After weeks of fruitlessly pursuing obvious suspects, Devon and Cornwall Police have made the move to investigate the people who wouldn’t hurt a fly and no-one would ever think could have done it, a category that in hindsight provides perpetrators in over 80% of similar cases.
'One of the first things they teach you at detective training school is that when you’re investigating a serious crime, the culprit is usually the person you least suspect,' explained Detective Inspector Craig King, leader of the hunt to find the killer. 'Unfortunately, everything they teach you afterwards contradicts that first principle, so by the end of the two-week course it’s easy to forget that core truth, but the time has come to apply modern methods to this axiom.’
However the team of officers responsible for creating the database of people they least suspect have come up against an unanticipated brick wall of reason that has kept them behind closed doors for three days now.
On condition of anonymity, one officer spoke out, saying, ‘Our instructions have lead us to a logical antinomy - as soon as we put someone at the top of the list, he becomes a prime suspect and therefore has to be removed from the list of people we least suspect.
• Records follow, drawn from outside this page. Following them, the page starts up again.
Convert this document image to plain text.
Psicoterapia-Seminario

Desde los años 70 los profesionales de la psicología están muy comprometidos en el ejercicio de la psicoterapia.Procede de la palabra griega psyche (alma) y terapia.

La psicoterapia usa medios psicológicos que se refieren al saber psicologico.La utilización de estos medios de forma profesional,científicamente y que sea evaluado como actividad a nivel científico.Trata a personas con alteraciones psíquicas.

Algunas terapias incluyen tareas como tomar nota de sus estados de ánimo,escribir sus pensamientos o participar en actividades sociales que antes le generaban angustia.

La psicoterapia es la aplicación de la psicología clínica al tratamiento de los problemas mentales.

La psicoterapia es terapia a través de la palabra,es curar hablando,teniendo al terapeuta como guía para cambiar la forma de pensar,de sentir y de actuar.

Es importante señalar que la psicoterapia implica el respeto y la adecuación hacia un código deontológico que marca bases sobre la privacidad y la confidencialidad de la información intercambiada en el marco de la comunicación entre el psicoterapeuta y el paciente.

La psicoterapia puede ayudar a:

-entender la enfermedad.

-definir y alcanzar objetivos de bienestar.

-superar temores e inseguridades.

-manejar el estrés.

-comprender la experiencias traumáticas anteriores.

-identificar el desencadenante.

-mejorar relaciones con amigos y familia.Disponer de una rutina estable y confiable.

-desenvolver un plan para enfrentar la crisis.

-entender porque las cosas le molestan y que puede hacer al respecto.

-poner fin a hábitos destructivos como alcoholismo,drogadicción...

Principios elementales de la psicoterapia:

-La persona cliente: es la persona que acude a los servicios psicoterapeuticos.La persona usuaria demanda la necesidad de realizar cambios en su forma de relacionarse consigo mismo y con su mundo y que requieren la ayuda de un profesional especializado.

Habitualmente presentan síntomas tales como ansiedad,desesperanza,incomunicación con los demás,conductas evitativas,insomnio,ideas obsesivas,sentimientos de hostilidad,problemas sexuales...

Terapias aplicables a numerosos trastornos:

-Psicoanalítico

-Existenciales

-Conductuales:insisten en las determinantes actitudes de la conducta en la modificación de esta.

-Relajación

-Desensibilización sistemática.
It’s a self-referential paradox waiting to happen.’
Other frustrated investigators claim that the effort being devoted to the job of recording, then discarding, the names of people they least suspect is diverting valuable resources away from the task of identifying the last place they’d think of looking, the location where it is believed a missing baseball cap thought vital to the case is to be found.
Confronted with these accusations, Detective Inspector King refused to elaborate further on the new strategy, beyond a statement that people should ‘expect the unexpected.’